While you’re at it, investigate the reasons behind paying four deputy directors of the VPA some of the highest salaries in the country.

Also question why a senior deputy director making close to $300,000 to basically sits on the sidelines and collect his salary, bonus and expense account.

Who, technically, is supposed to be running the VPA. But isn’t.

Keever, the VPA’s senior executive director, must be laughing all the way to the bank.


Feed your head, lawmakers. 

Breaking Bad


When the VPA began issuing combined VPA and VIT financial reports in the middle of the last decade, I thought this would backfire someday.

I think it has already.

The consultants, who were paid by tax dollars authorized by Gov Bob McDonnell and his Secretary of Transportation, Sean Connaughton, to evaluate the “port’s” financial position evaluated the dual financial reports issued by the VPA.

This is a mistake.

It’s perfectly acceptable by GAAP accounting standards. But it’s an accounting gimmick.

The VPA is a state agency.

The VPA should be evaluated on whether it’s over budget, under budget or right on the money.

VIT is a non-stock, non-profit corporation.

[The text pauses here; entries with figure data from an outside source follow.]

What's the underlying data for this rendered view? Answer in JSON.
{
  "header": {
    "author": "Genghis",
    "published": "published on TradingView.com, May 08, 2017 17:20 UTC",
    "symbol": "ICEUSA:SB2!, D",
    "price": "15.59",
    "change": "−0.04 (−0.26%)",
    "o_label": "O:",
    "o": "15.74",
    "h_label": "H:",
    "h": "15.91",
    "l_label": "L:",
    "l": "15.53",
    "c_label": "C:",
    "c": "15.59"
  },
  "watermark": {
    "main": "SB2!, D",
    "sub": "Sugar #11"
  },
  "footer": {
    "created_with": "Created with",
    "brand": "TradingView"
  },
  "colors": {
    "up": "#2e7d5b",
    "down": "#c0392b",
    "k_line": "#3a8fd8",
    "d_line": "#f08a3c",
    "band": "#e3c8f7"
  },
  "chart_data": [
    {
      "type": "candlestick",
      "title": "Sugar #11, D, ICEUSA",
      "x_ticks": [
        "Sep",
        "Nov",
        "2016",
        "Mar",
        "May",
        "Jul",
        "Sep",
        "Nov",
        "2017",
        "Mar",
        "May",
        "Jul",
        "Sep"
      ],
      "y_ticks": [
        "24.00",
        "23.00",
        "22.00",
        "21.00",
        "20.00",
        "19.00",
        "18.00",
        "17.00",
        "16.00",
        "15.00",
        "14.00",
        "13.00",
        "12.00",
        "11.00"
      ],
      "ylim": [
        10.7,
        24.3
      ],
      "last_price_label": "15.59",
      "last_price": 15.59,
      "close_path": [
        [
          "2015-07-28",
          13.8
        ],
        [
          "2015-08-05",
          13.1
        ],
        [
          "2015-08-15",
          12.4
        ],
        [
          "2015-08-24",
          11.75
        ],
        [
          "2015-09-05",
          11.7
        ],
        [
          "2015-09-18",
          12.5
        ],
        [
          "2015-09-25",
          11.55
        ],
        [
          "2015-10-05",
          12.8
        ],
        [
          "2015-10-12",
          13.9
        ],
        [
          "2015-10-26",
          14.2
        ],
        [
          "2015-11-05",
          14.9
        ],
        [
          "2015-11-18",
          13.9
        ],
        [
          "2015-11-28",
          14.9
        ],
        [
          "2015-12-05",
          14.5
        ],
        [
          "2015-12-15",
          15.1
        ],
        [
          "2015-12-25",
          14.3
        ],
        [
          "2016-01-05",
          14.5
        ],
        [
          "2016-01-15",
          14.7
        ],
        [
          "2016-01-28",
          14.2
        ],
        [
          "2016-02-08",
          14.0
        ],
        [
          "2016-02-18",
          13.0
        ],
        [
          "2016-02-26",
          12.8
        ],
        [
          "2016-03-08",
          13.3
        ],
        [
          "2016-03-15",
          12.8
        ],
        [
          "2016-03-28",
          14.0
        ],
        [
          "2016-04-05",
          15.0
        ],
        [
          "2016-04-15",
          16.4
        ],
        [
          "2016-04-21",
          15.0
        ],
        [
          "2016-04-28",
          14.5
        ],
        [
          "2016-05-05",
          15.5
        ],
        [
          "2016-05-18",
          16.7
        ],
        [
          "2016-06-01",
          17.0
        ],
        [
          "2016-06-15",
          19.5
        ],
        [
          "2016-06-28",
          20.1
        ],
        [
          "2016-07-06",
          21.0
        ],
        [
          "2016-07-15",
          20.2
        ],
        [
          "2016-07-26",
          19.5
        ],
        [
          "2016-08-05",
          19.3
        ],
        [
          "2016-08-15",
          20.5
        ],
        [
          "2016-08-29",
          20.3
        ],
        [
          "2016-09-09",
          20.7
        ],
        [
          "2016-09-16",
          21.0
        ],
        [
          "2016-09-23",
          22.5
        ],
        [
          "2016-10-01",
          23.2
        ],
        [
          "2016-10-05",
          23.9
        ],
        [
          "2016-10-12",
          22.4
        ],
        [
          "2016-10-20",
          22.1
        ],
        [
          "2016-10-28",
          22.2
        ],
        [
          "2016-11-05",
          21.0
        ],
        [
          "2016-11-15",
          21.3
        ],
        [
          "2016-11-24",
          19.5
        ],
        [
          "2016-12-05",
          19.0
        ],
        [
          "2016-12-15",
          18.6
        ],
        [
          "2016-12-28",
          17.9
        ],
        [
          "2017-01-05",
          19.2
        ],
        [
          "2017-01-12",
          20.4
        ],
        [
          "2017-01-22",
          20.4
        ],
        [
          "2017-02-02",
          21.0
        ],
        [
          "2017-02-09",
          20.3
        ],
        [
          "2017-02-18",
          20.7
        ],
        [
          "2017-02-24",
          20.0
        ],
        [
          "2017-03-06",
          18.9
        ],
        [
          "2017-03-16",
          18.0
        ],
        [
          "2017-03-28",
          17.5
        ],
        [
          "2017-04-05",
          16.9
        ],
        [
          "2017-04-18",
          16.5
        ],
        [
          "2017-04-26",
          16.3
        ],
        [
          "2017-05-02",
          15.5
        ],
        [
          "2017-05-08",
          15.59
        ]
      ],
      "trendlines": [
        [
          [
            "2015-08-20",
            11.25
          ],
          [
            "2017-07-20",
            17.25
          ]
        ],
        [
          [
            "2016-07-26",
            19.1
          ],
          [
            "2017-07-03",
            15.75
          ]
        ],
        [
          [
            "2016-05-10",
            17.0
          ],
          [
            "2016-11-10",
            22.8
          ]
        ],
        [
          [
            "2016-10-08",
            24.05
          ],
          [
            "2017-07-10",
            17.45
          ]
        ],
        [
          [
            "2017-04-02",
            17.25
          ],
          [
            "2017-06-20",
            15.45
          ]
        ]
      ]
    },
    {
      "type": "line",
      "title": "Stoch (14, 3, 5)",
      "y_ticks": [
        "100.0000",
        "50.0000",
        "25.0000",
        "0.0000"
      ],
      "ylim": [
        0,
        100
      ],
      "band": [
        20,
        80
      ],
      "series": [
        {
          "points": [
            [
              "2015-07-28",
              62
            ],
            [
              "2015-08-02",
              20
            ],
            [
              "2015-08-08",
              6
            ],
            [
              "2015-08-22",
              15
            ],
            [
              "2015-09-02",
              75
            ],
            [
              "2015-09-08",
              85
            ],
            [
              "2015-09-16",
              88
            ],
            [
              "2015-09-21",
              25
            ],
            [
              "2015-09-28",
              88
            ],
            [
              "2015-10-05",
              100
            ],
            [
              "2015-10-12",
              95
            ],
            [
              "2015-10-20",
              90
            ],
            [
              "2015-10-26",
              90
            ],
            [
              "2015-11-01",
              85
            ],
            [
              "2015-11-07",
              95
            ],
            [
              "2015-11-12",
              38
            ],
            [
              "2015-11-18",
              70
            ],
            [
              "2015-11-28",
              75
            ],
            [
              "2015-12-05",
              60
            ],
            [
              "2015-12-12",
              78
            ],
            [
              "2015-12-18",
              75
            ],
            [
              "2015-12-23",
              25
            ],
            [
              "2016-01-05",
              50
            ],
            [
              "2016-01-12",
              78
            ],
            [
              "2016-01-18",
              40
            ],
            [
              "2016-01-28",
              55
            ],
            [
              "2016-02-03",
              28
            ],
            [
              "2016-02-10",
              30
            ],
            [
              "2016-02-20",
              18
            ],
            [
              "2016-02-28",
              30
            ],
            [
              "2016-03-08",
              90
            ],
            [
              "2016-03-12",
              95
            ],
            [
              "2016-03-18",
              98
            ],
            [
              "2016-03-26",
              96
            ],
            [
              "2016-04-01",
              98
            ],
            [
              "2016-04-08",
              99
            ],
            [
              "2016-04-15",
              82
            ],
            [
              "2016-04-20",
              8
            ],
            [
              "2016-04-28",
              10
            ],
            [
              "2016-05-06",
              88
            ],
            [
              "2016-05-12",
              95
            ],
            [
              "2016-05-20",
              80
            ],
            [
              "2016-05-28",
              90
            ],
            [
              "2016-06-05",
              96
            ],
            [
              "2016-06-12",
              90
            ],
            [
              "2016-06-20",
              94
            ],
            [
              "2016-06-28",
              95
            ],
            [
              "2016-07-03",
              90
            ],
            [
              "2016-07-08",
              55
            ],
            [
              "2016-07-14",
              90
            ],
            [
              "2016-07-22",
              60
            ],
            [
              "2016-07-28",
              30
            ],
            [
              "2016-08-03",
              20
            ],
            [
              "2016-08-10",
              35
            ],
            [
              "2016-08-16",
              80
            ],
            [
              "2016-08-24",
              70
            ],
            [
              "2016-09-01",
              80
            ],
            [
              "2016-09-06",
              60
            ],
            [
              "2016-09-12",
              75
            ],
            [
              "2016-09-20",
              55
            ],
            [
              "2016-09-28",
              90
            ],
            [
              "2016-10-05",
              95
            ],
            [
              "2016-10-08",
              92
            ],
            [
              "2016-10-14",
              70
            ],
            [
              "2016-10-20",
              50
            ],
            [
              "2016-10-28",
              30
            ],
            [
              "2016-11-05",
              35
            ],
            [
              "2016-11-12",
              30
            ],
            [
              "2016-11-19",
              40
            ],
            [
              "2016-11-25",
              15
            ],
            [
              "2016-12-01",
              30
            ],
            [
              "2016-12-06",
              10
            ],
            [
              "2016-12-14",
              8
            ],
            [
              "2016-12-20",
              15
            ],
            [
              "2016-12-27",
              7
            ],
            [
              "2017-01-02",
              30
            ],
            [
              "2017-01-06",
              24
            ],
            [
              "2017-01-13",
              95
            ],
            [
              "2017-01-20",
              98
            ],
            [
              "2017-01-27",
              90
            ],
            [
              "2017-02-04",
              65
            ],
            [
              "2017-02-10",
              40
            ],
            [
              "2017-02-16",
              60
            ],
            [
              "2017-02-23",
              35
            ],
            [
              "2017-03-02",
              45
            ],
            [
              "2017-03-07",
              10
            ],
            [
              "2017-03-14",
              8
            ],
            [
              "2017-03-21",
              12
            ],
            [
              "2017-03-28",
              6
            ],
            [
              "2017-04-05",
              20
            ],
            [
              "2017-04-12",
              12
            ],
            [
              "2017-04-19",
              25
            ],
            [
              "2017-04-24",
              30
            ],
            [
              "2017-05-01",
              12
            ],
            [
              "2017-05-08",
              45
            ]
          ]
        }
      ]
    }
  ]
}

VIT’s performance should be measured by revenues over costs and shouldn’t include depreciation or amortization, two gimmicks to show the impact of taxes on the company’s performance.

VIT doesn’t pay corporate income taxes or personal property taxes, so evaluate the organization on a more realistic yardstick.

But the public, lawmakers and consultants view the port in general terms.

Another mistake.

10 comments:

  1. Well said, hopefully not too late!

    ReplyDelete
  2. It's a poor argument that just because executives in the private sector receive big bonuses when they perform poorly that it is OK for Dorto to receive them. Getting $200k for signing the contract with APM? Really? It's a good thing the rest of VIT's employees are doing well also. Oh wait, the run of the mill VIT employee did not receive bonuses or raises this year but were threatened with "furlough" due to the mismanagement of the pending strike by VIT's executives. VIT executives should consider themselves fortunate that the JLARC personnel didn't dig deeper or they might have found out about the cost-plus contracts floating around the port. You know the ones where a friend gets a contract which pays x% over cost thus incentivizing them to increase cost?

    ReplyDelete
  3. Well said indeed...Looks like Dorto may be running scared? Back in September 2011 he clearly said he had four years to run and was not thinking about retirement. WTF?
    Do you think he is worried that the JLARC auditors may want a second look at the VIT books, I mean the real ones? Or maybe someone will finally have a look at how taxpayers money has really been spent inside VIT: those cost plus contracts can go a long way if you know what I mean! I wonder if his friends and family might also start to feel some heat?